Anyways, right now we only care about the CPU Affinity
column.
This tells us that all 4 GPUs have a direct link to cores 0-15. Does this mean
that cores 16-31 are isolated from all GPUs? Wouldn't that be a very bad design
decision?
Actually, what's happening here it's that the sub-NUMA partitioning is messing ip with the NVIDIA dirver. The NVIDIA driver only sees 16 cores for each GPU and the numbering doesn't correspond to the physical reality of those cores. Other systems with, say, 2 sockets and regular NUMA partitioning don't show this behaviour and the NVIDIA driver is able to distinguish between them and inform the affinity correctly. For example, a node with 2 sockets of 16 cores each and 4 GPUs may have a direct connection between GPUs 0 and 1 and cores 0-15 and another one between GPUs 2 and 3 and cores 16-31. Crossing this barrier (eg: using threads 0-15 to launch kernels on GPU 3), will result in increased memory latency. This sub-NUMA feature from Ice Lake Xeons seems to catch the NVIDIA driver off-guard.

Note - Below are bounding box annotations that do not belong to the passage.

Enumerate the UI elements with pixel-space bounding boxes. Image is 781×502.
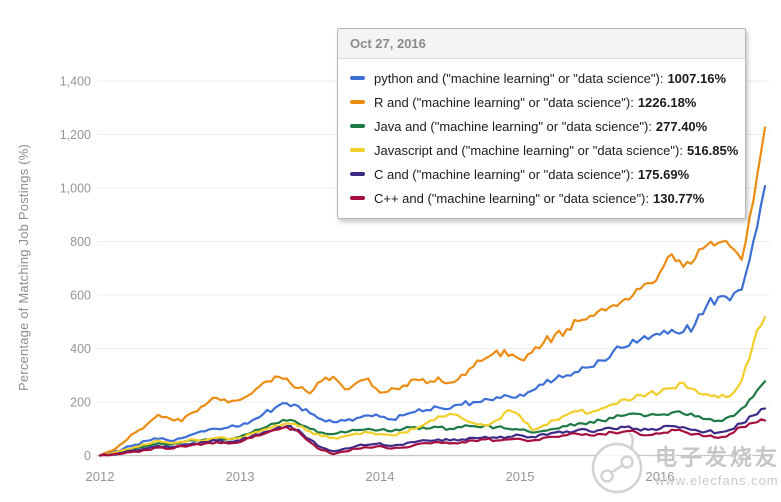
hover-tooltip: Oct 27, 2016 python and ("machine learni… [337,28,746,219]
tooltip-item-cpp: C++ and ("machine learning" or "data sci… [350,186,733,210]
series-label: R and ("machine learning" or "data scien… [374,94,634,110]
series-label: C++ and ("machine learning" or "data sci… [374,190,649,206]
watermark-text: 电子发烧友 www.elecfans.com [655,440,780,488]
y-tick-label: 0 [84,449,91,463]
x-tick-label-2013: 2013 [226,469,255,484]
y-tick-label: 1,200 [60,128,91,142]
y-tick-label: 1,400 [60,75,91,89]
x-tick-label-2016: 2016 [646,469,675,484]
series-line-cpp[interactable] [98,418,767,457]
tooltip-date: Oct 27, 2016 [338,29,745,59]
tooltip-legend-list: python and ("machine learning" or "data … [338,59,745,218]
elecfans-logo-icon [591,432,643,494]
tooltip-item-c: C and ("machine learning" or "data scien… [350,162,733,186]
series-label: C and ("machine learning" or "data scien… [374,166,634,182]
series-line-python[interactable] [98,185,767,457]
tooltip-item-java: Java and ("machine learning" or "data sc… [350,114,733,138]
watermark: 电子发烧友 www.elecfans.com [585,430,780,498]
series-swatch-cpp [350,196,365,200]
series-swatch-java [350,124,365,128]
tooltip-item-r: R and ("machine learning" or "data scien… [350,90,733,114]
series-value: 516.85% [686,142,739,158]
watermark-url: www.elecfans.com [654,473,779,488]
series-swatch-javascript [350,148,365,152]
series-swatch-python [350,76,365,80]
x-tick-label-2012: 2012 [86,469,115,484]
series-label: python and ("machine learning" or "data … [374,70,664,86]
y-tick-label: 200 [70,396,91,410]
series-value: 130.77% [653,190,705,206]
series-swatch-r [350,100,365,104]
x-tick-label-2014: 2014 [366,469,395,484]
y-tick-label: 800 [70,235,91,249]
tooltip-item-python: python and ("machine learning" or "data … [350,66,733,90]
series-label: Java and ("machine learning" or "data sc… [374,118,652,134]
series-line-javascript[interactable] [98,316,767,457]
y-tick-label: 400 [70,342,91,356]
series-label: Javascript and ("machine learning" or "d… [374,142,683,158]
y-tick-label: 600 [70,289,91,303]
watermark-name: 电子发烧友 [654,445,780,470]
x-tick-label-2015: 2015 [506,469,535,484]
series-line-c[interactable] [98,407,767,457]
series-value: 277.40% [655,118,708,134]
series-value: 175.69% [637,166,690,182]
y-tick-label: 1,000 [60,182,91,196]
series-value: 1007.16% [667,70,727,86]
series-line-r[interactable] [98,126,767,457]
tooltip-item-javascript: Javascript and ("machine learning" or "d… [350,138,738,162]
series-swatch-c [350,172,365,176]
series-value: 1226.18% [637,94,697,110]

The conclusion is that given there's only 1 socket, all 4 GPUs have direct connection to all 32 cores and there won't be slowdowns when attaching different threads to different GPUs, but there will be slowdons if a job tries to use cores from the range 0-15 and the range 16-31 while expecting to share memory between them.